Sikh separatism, the cause behind a bloody insurgency in India in the 1980s and early 1990s, has long been a sore point between India and Canada, which has a large Sikh diaspora. India accuses Canada of being soft on militant separatists. Former Canadian security officials say India’s government has conducted surveillance on Khalistani groups in Canada for years. Canada itself became the victim of Khalistani terrorism in 1985, when a bomb blew up an Air India aeroplane flying from Montreal to London, killing 329 people, mostly Canadians. It remains the deadliest terrorist attack against Canada in history. Just one suspect was convicted in connection with the bombing; another was shot dead in his car last summer, in the same city where Mr Nijjar was killed.

The plane bombing has in no way soured relations between the 770,000 Sikhs living in Canada and their fellow Canadians. An important political constituency, Sikhs are courted by all Canadian parties. Canada insists it has cracked down on the small minority who have brought their fight for Khalistan to the country. Mr Nijjar had been a vocal advocate for an independent Khalistan, but he denied involvement in violence.

A deepening estrangement between the two countries would have economic implications, if modest ones. Canadian investors have become more important in India as they seek to profit from its high-growth economy: cpp Investments, a giant Canadian national savings fund, has some $20bn invested in the subcontinent. India is Canada’s tenth-largest trading partner.

All eyes on Modi

But the ramifications of Mr Trudeau’s accusations go far beyond the relationship between Canada and India. The prime minister said that Canada, a member of the Anglophone “Five Eyes” intelligence alliance, was “closely co-ordinating” with allies on the matter.

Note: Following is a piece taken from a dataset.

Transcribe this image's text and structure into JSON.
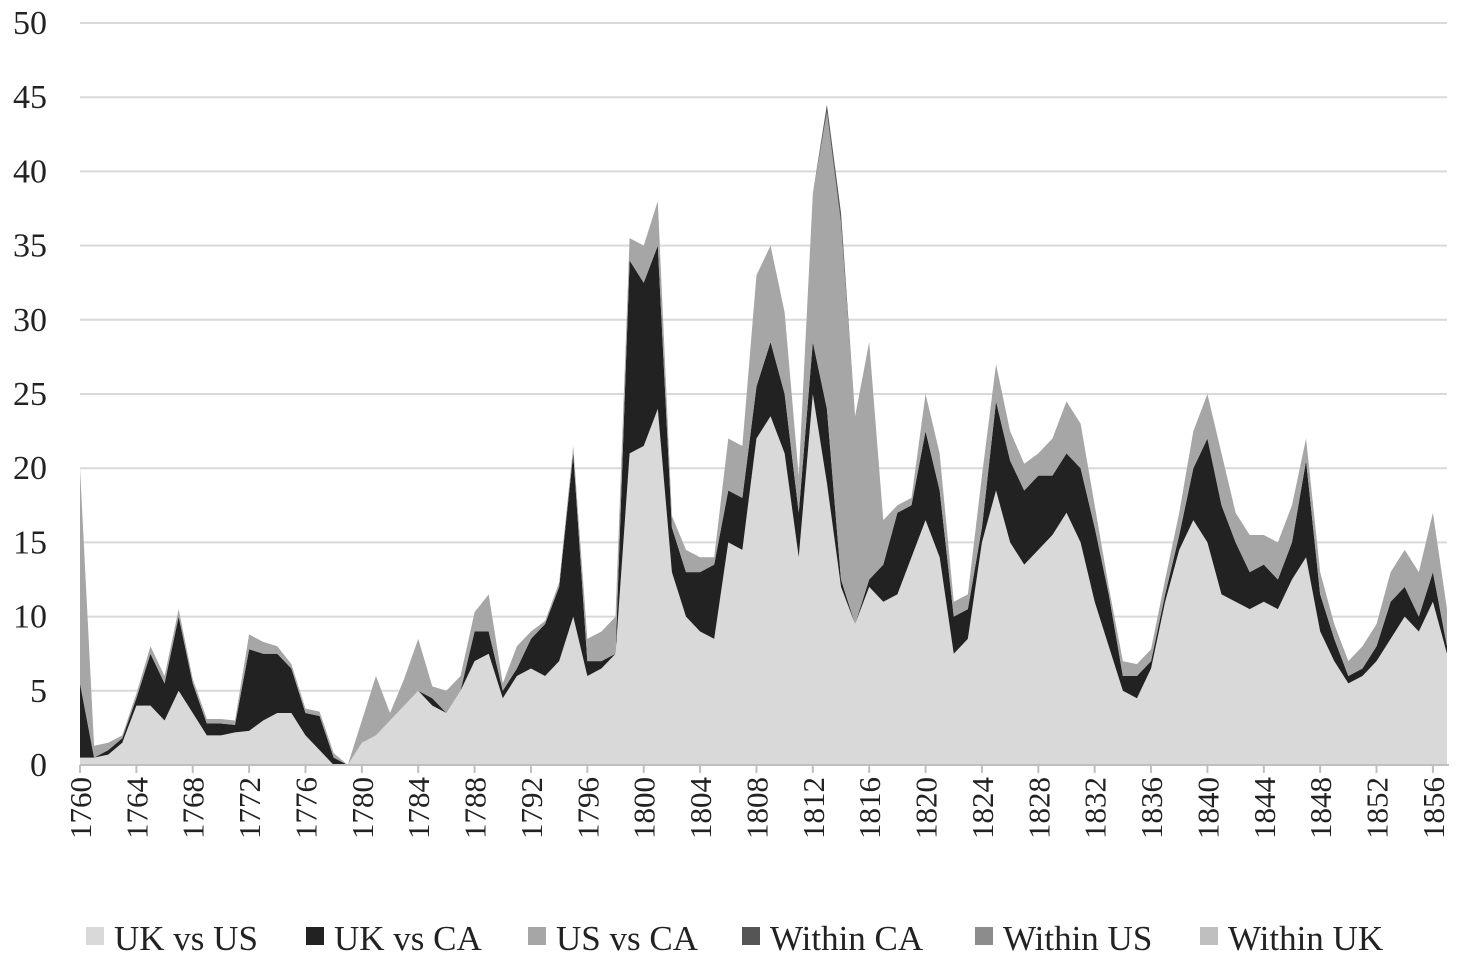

On September 18th America’s National Security Council duly released a supportive statement, saying it was “deeply concerned about the allegations referenced by Prime Minister Trudeau” and urged India to co-operate with the Canadian investigation. Britain and Australia, which have both had recent run-ins with India over the activities of Sikh separatists on their soil, issued similar statements. All three countries are courting India as a potential hedge against Chinese domination in Asia, and are painfully reluctant to antagonise it. Yet Mr Trudeau’s public airing of the allegation, based on evidence that they will have seen, gave them little choice.

If Mr Trudeau’s allegation is correct, the assassination points towards an activist turn in the operations of India’s intelligence services in the West, not least the Research and Analysis Wing (raw), India’s foreign-intelligence arm, the likeliest candidate for such an operation. Carved out of the domestic Intelligence Bureau in 1968, reputedly with help from the cia, raw has focused mainly on gathering intelligence on, and conducting operations in, Pakistan, China and other neighbours of India. It has been suspected of conducting black operations to influence India’s neighbours, and to arrest and sometimes to kill its foes. But it is hard to find a precedent for such a seemingly overt attack in the West. It would have been “madness to perpetrate an act like this in a Five Eyes country”, says a European former intelligence official.

India may hope to emulate Israel’s Mossad, whose famously long arm strikes foes far away. But it risks being classed with Russia, whose murders abroad have provoked widespread condemnation and Western sanctions. If the allegations are correct, raw may have spotted a chance to get rid of a troublesome separatist in Canada and send a message to others like him. But the killing seems more likely to inflame than quell the Khalistanis—while forcing India’s Western allies to ponder how benign a global power it really is.